Gelet op het voorgaande acht de Commissie het niet aannemelijk dat de door
de wederpartij gestelde reden van uitsluiting van ‘kerkelijke’ organisaties
is gelegen in hun publieksaantrekkende functie. Dit leidt tot de conclusie
dat sprake is van een verschil in behandeling tussen kerkelijke en andere
organisaties waarbij rechtstreeks wordt verwezen naar de hoedanigheid van
de betreffende organisatie als ‘kerkelijke’ organisatie. Derhalve is de
Commissie van oordeel dat de wederpartij, door de makelaar de opdracht
te geven het pand niet te verkopen aan ‘kerkelijke’ organisaties, direct
onderscheid op grond van godsdienst heeft gemaakt als bedoeld in artikel
7 AWGB.

4.6. Ten aanzien van de onder 4.1. sub b gestelde vraag of de wederpartij
met het argument dat de afstand tot de Turkse moskee te gering is onderscheid
heeft gemaakt op grond van godsdienst, overweegt de Commissie als volgt.

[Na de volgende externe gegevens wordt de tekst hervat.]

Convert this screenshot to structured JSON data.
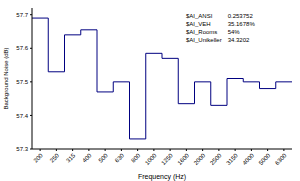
{
  "chart_data": {
    "type": "line",
    "line_style": "step",
    "xlabel": "Frequency (Hz)",
    "ylabel": "Background Noise (dB)",
    "categories": [
      "200",
      "250",
      "315",
      "400",
      "500",
      "630",
      "800",
      "1000",
      "1250",
      "1600",
      "2000",
      "2500",
      "3150",
      "4000",
      "5000",
      "6300"
    ],
    "values": [
      57.69,
      57.53,
      57.64,
      57.655,
      57.47,
      57.5,
      57.33,
      57.585,
      57.57,
      57.435,
      57.5,
      57.43,
      57.51,
      57.5,
      57.48,
      57.5
    ],
    "color": "#000080",
    "ylim": [
      57.3,
      57.72
    ],
    "yticks": [
      57.3,
      57.4,
      57.5,
      57.6,
      57.7
    ],
    "grid": false,
    "annotations": [
      {
        "name": "$AI_ANSI",
        "text": "0.253752"
      },
      {
        "name": "$AI_VEH",
        "text": "35.1678%"
      },
      {
        "name": "$AI_Rooms",
        "text": "54%"
      },
      {
        "name": "$AI_Unikeller",
        "text": "34.3202"
      }
    ]
  }
}
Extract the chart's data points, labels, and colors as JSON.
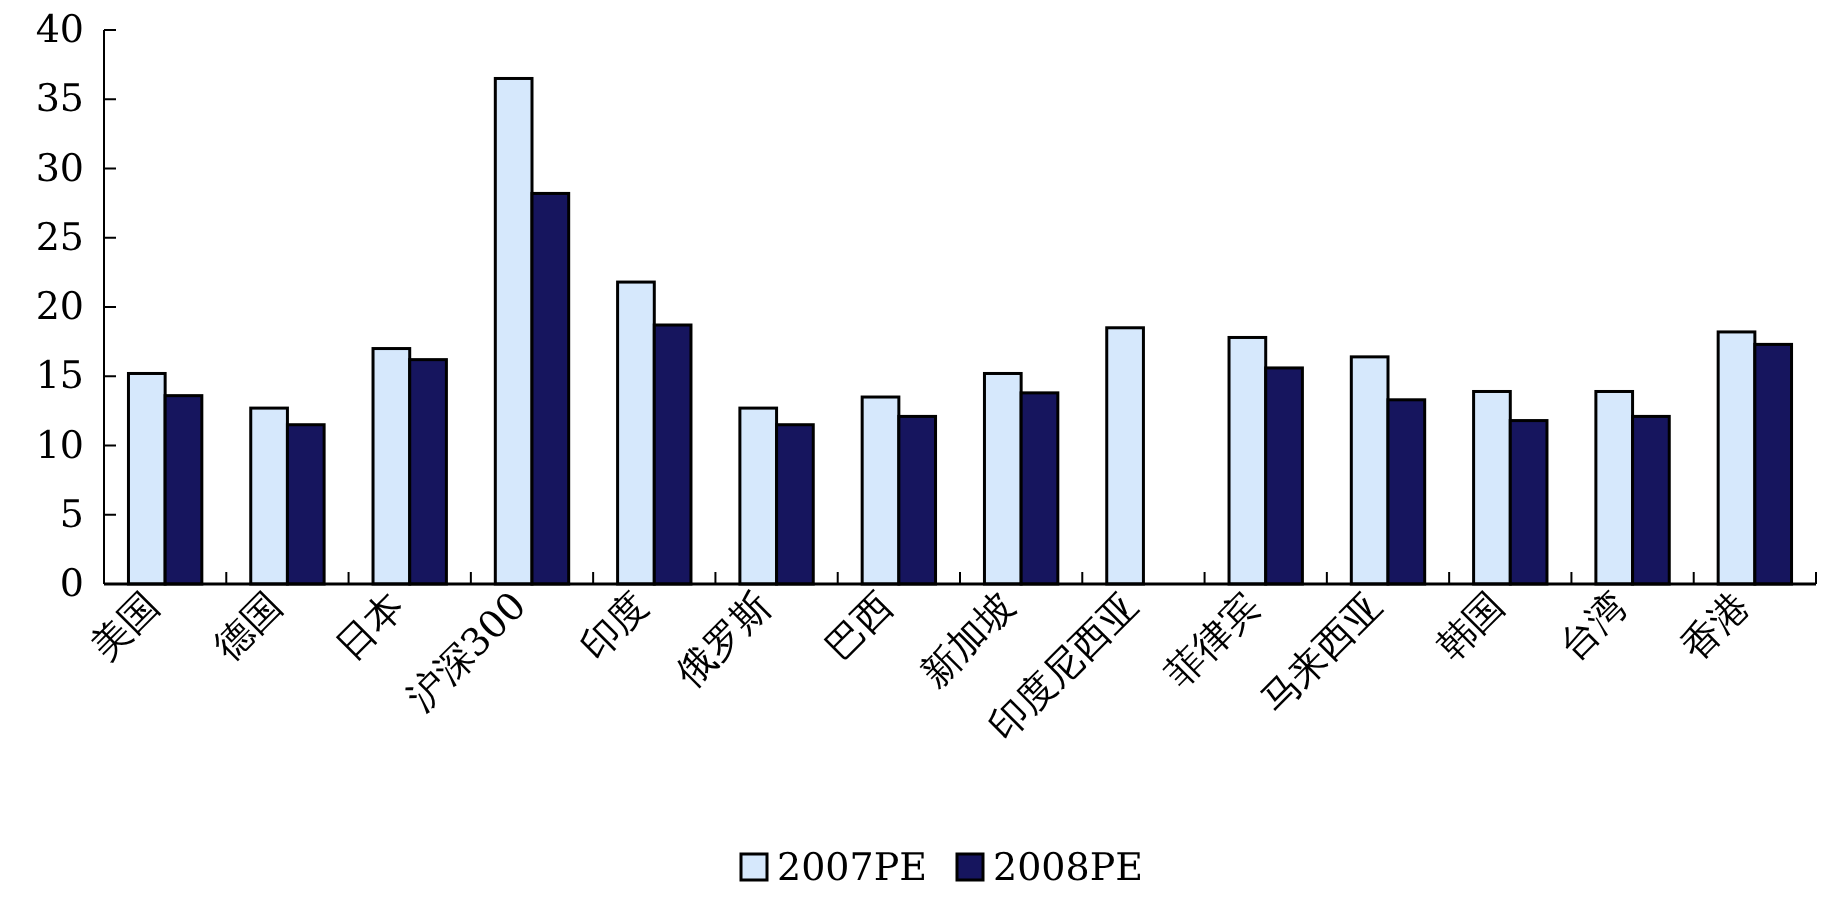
{
  "chart_data": {
    "type": "bar",
    "categories": [
      "美国",
      "德国",
      "日本",
      "沪深300",
      "印度",
      "俄罗斯",
      "巴西",
      "新加坡",
      "印度尼西亚",
      "菲律宾",
      "马来西亚",
      "韩国",
      "台湾",
      "香港"
    ],
    "series": [
      {
        "name": "2007PE",
        "color": "#d6e8fc",
        "values": [
          15.2,
          12.7,
          17.0,
          36.5,
          21.8,
          12.7,
          13.5,
          15.2,
          18.5,
          17.8,
          16.4,
          13.9,
          13.9,
          18.2
        ]
      },
      {
        "name": "2008PE",
        "color": "#16155e",
        "values": [
          13.6,
          11.5,
          16.2,
          28.2,
          18.7,
          11.5,
          12.1,
          13.8,
          null,
          15.6,
          13.3,
          11.8,
          12.1,
          17.3
        ]
      }
    ],
    "ylim": [
      0,
      40
    ],
    "yticks": [
      0,
      5,
      10,
      15,
      20,
      25,
      30,
      35,
      40
    ],
    "grid": false,
    "legend": "bottom"
  }
}
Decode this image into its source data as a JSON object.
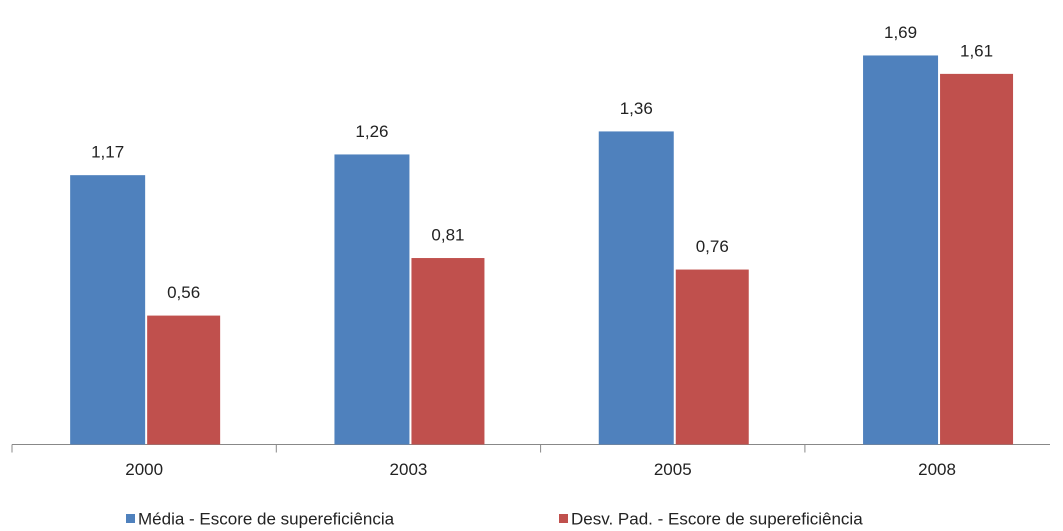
{
  "chart_data": {
    "type": "bar",
    "categories": [
      "2000",
      "2003",
      "2005",
      "2008"
    ],
    "series": [
      {
        "name": "Média - Escore de supereficiência",
        "color": "#4f81bd",
        "values": [
          1.17,
          1.26,
          1.36,
          1.69
        ],
        "value_labels": [
          "1,17",
          "1,26",
          "1,36",
          "1,69"
        ]
      },
      {
        "name": "Desv. Pad. - Escore de supereficiência",
        "color": "#c0504d",
        "values": [
          0.56,
          0.81,
          0.76,
          1.61
        ],
        "value_labels": [
          "0,56",
          "0,81",
          "0,76",
          "1,61"
        ]
      }
    ],
    "legend": "bottom"
  }
}
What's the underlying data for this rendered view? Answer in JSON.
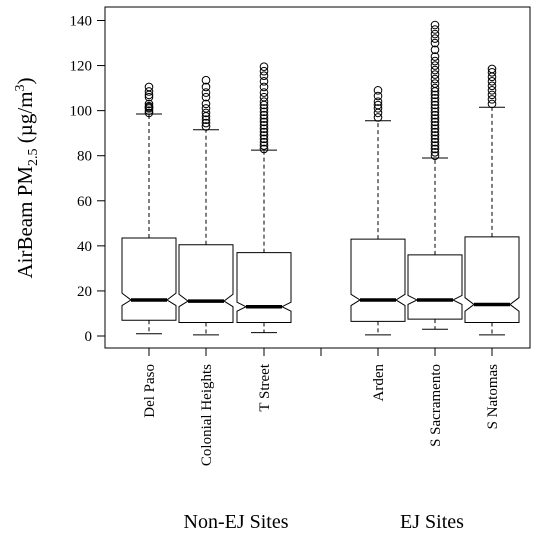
{
  "chart_data": {
    "type": "boxplot",
    "ylabel": {
      "prefix": "AirBeam PM",
      "subscript": "2.5",
      "unit_open": " (µg/m",
      "superscript": "3",
      "unit_close": ")"
    },
    "ylim": [
      0,
      140
    ],
    "yticks": [
      0,
      20,
      40,
      60,
      80,
      100,
      120,
      140
    ],
    "notched": true,
    "groups": [
      {
        "label": "Non-EJ Sites",
        "categories": [
          "Del Paso",
          "Colonial Heights",
          "T Street"
        ]
      },
      {
        "label": "EJ Sites",
        "categories": [
          "Arden",
          "S Sacramento",
          "S Natomas"
        ]
      }
    ],
    "boxes": [
      {
        "category": "Del Paso",
        "min": 1,
        "q1": 7,
        "median": 16,
        "q3": 43.5,
        "max": 98.5,
        "notch": [
          13.5,
          19
        ],
        "outliers": [
          99,
          100,
          101,
          101.5,
          102,
          103,
          106,
          107,
          108.5,
          110.5
        ]
      },
      {
        "category": "Colonial Heights",
        "min": 0.5,
        "q1": 6,
        "median": 15.5,
        "q3": 40.5,
        "max": 91.5,
        "notch": [
          13,
          18.5
        ],
        "outliers": [
          93,
          94.5,
          96,
          97.5,
          99,
          101,
          103,
          106,
          108,
          110.5,
          113.5
        ]
      },
      {
        "category": "T Street",
        "min": 1.5,
        "q1": 6,
        "median": 13,
        "q3": 37,
        "max": 82.5,
        "notch": [
          11,
          15
        ],
        "outliers": [
          83,
          84.5,
          86,
          87.5,
          89,
          90.5,
          92,
          93.5,
          95,
          96.5,
          98,
          99.5,
          101,
          102.5,
          104,
          106,
          108,
          110.5,
          113,
          115.5,
          117.5,
          119.5
        ]
      },
      {
        "category": "Arden",
        "min": 0.5,
        "q1": 6.5,
        "median": 16,
        "q3": 43,
        "max": 95.5,
        "notch": [
          13.5,
          18.5
        ],
        "outliers": [
          97,
          99,
          101,
          102.5,
          104,
          106.5,
          109
        ]
      },
      {
        "category": "S Sacramento",
        "min": 3,
        "q1": 7.5,
        "median": 16,
        "q3": 36,
        "max": 79,
        "notch": [
          14,
          18
        ],
        "outliers": [
          80,
          81.5,
          83,
          84.5,
          86,
          87.5,
          89,
          90.5,
          92,
          93.5,
          95,
          96.5,
          98,
          99.5,
          101,
          102.5,
          104,
          105.5,
          107,
          108.5,
          110,
          112,
          114,
          116,
          118,
          120,
          122,
          124,
          127,
          130,
          132,
          134,
          136,
          138
        ]
      },
      {
        "category": "S Natomas",
        "min": 0.5,
        "q1": 6,
        "median": 14,
        "q3": 44,
        "max": 101.5,
        "notch": [
          11,
          17
        ],
        "outliers": [
          103,
          105,
          107,
          109,
          111,
          113,
          115,
          117,
          118.5
        ]
      }
    ]
  }
}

De Commissie stelt voorop dat op zichzelf neutrale argumenten, zoals verkeers-
en parkeerdruk en een te grote concentratie van publieksaantrekkende functies
in één buurt, kunnen leiden tot weigering van verkoop van een pand zoals
in deze zaak, zonder dat dit strijd oplevert met de AWGB. Dit kan ook gelden
voor bezwaren van bewoners die geen verband houden met discriminatie zoals
bedoeld in de AWGB.

Verzoekster legt echter aan de Commissie specifiek de vraag voor of de
afstand van het pand tot de Turkse moskee als argument mag dienen gelet
op het in de AWGB gestelde. Aangezien de wederpartij heeft bestreden dat
zij een spreidingsbeleid zoals bedoeld door verzoekster voert, onderzoekt
de Commissie allereerst de feiten en omstandigheden terzake.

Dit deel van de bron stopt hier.